The Fraters Libertas draw our attention to the Star and Sickle’s new Reporter’s Defender making use of a sock puppet or two:

“Along with many other readers, I continue to be frustrated with the needless attacks, negativity, name-calling, lying/deceit and general hypocrisy. Your article serves to focus on the cause of our frustration and the importance of supporting a free press. Well done! Please continue to speak out. The public hears the negative messages over and over until they become almost believable. The positive messages need to be repeated just as often. It is so important for the media to speak up and not be afraid to challenge.
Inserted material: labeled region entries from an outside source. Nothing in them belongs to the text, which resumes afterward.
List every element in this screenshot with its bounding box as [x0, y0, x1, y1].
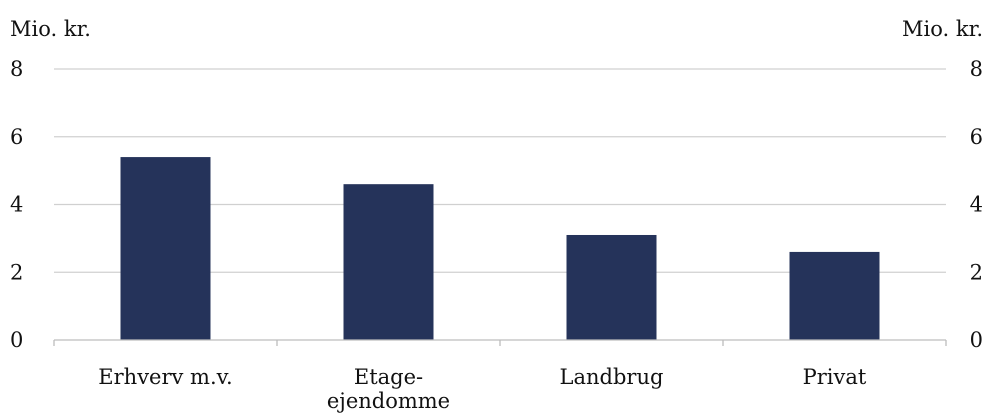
bar [566, 234, 657, 340]
y-tick-right: 6 [970, 125, 983, 149]
y-tick-right: 8 [970, 57, 983, 81]
category-label: Landbrug [560, 365, 664, 389]
y-tick-right: 4 [970, 193, 983, 217]
y-axis-label-right: Mio. kr. [902, 17, 983, 41]
y-axis-ticks-right: 0 2 4 6 8 [970, 57, 983, 352]
y-tick-left: 6 [10, 125, 23, 149]
bar [120, 157, 211, 340]
category-label: Etage-ejendomme [327, 365, 450, 413]
category-label: Privat [803, 365, 867, 389]
y-tick-left: 2 [10, 260, 23, 284]
y-tick-right: 2 [970, 260, 983, 284]
y-tick-left: 0 [10, 328, 23, 352]
bar [343, 184, 434, 340]
y-axis-label-left: Mio. kr. [10, 17, 91, 41]
category-label: Erhverv m.v. [98, 365, 232, 389]
y-tick-right: 0 [970, 328, 983, 352]
x-axis [53, 339, 947, 346]
y-axis-ticks-left: 0 2 4 6 8 [10, 57, 23, 352]
bar [789, 251, 880, 340]
category-labels: Erhverv m.v. Etage-ejendomme Landbrug Priva… [98, 365, 867, 413]
y-tick-left: 4 [10, 193, 23, 217]
bars [120, 157, 880, 340]
y-tick-left: 8 [10, 57, 23, 81]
Our society needs a free press, and it is an honorable profession.” – Nina Buzzell, Blaine

Print media have their own way of undercutting themselves. Time and again print journalists, in their efforts to be “fair and balanced,” present stories as if there were two equal sides. Mostly, however, the world is much more complex and interesting than to present itself in neat, bilateral symmetry on all occasions. Perhaps the most dangerous manifestation of this problem has been the coverage of global warming, which has long been recognized by a very large preponderance of evidence from scientists all over the globe to be a significant, and now rapidly growing, problem. But still we find stories that bend over backward to suggest that it’s still in doubt. – James McKenzie, St. Paul

What’s funny about these two quotes isn’t their high content of equine excretia – for when has the Red Star ever presented two sides of anything – but the fact that the first note is almost surely written by my fourth-grade public school teacher! There’s something more than a little satisfying in the knowledge that one of her very own students is one of the many voices repeating that negative message over and over, and one of the louder voices at that.

Prostitution is a more honorable profession than journalism. Not only are the call girls prettier, but they’re nicer and more intellectually honest.